What is the glycogen body in living birds? On one website it is said that the glycogen body is an obvious anatomical feature with no known function. To me, it’s function is clear, it’s a vestigial brain. It’s a devolved brain, an organ that used to be a brain but no longer functions as one. The components present in a brain are there, but the nerve cells are not connected in a way that would make it a functioning brain.
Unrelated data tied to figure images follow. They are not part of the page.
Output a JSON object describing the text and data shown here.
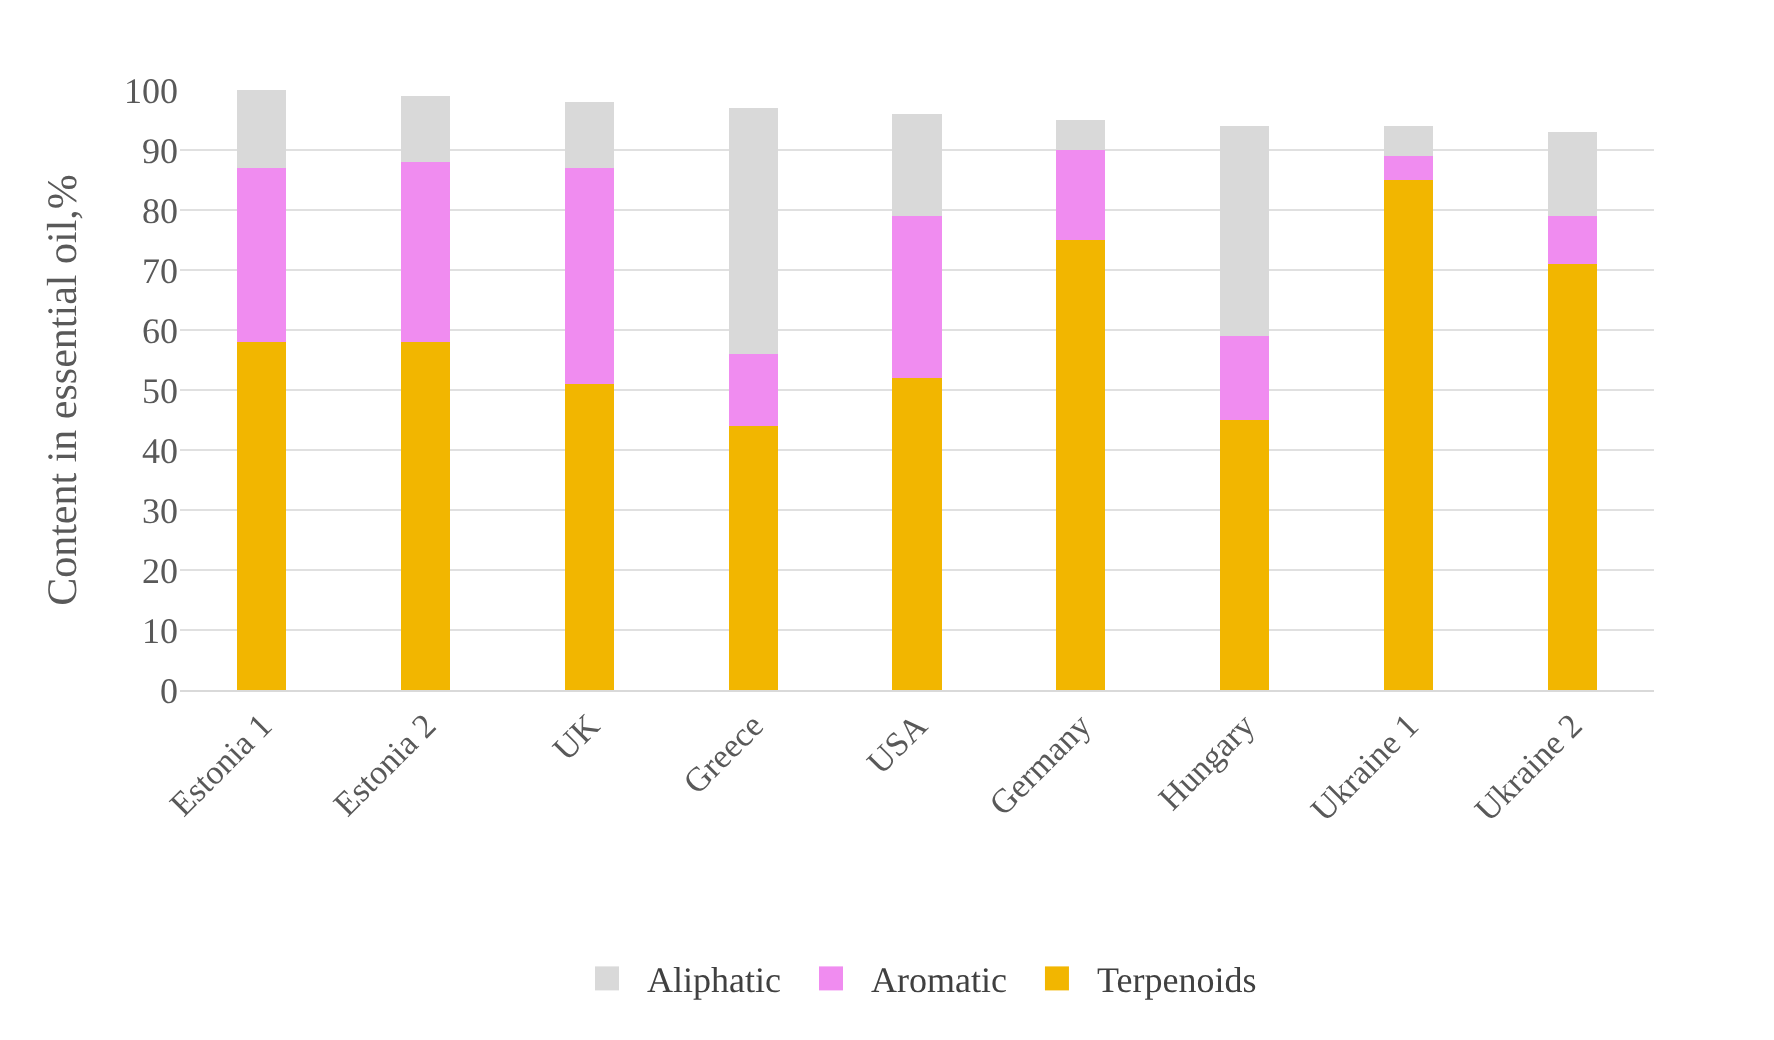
{
  "chart_data": {
    "type": "bar",
    "stacked": true,
    "ylabel": "Content in essential oil,%",
    "categories": [
      "Estonia 1",
      "Estonia 2",
      "UK",
      "Greece",
      "USA",
      "Germany",
      "Hungary",
      "Ukraine 1",
      "Ukraine 2"
    ],
    "series": [
      {
        "name": "Terpenoids",
        "color": "#f2b600",
        "values": [
          58,
          58,
          51,
          44,
          52,
          75,
          45,
          85,
          71
        ]
      },
      {
        "name": "Aromatic",
        "color": "#f08cf0",
        "values": [
          29,
          30,
          36,
          12,
          27,
          15,
          14,
          4,
          8
        ]
      },
      {
        "name": "Aliphatic",
        "color": "#d9d9d9",
        "values": [
          13,
          11,
          11,
          41,
          17,
          5,
          35,
          5,
          14
        ]
      }
    ],
    "ylim": [
      0,
      100
    ],
    "yticks": [
      0,
      10,
      20,
      30,
      40,
      50,
      60,
      70,
      80,
      90,
      100
    ],
    "grid": "y",
    "legend": "bottom"
  }
}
A glycogen body contains nerve cells. It contains glial cells (brain cells that support nerve cells but don’t carry signals). It contains an energy source (glycogen). And in the chicken it also carries a balance organ like the balance organ associated with the brain in the head.
I want to say a few words about the balance organ here. The balance organ in the head is very strongly conserved over four hundred million years of evolution. The balance organ in the shark is almost indistinguishable from the balance organ in the human. By way of contrast, the shark keeps its testes in its neck. So I think that the balance organ in the chicken pelvis is inherited from a very long time ago.
A chicken that is decapitated can stand up and run on flat ground (as in “running around like a headless chicken”) using the balance orgin in the pelvis to maintain balance. No decapitated mammal can do this. Among extant animals it’s specifically an avian thing.
OK, the glycogen body in the chicken is a vestigial non-functioning brain, much the same as humans have a vestigial non-functioning appendix. In mammals this means that the direct ancestor of the human once had a functioning appendix, and that in some other mammals (the rabbit is the most commonly quoted example) the appendix serves a vital function.
So the ancestors of the chicken, the early dinosaurs, had a functioning second brain, and in some other dinosaurs such as the Stegosaurus that second brain had a vital function.
What is that vital function? That’s an easy question to answer. Nerve signals are slow. We know this time delay as “reaction time” when driving, the time required for signals to pass through the brain to the limbs. Reflex loops are faster, because they don’t have to travel all the way to the brain and back. The larger the animal, the slower the reaction time. For a large prey animal, such as a Stegosaurus, the difference between a reaction time of one second and a reaction time of a quarter of a second can be the difference between life and death. By having a second brain in the pelvis that controls running, swerving, tail movement, balance, pain and touch, the Stegosaurus would reduce reaction time by a factor of three or four. The brain in the head would still operate sight, hearing, smell and taste, but not running.
In case you’ve ever wondered how some dinosaurs managed with such a small brain, well, here is one answer, it wasn’t their only brain.
In addition, a sudden vertical motion of the brain in the head can cause blood to rush to or from that brain, temporarily reducing its usefulness. A brain in the pelvis has no such problems as it remains a relatively constant height above the ground so would be ready for action at all times.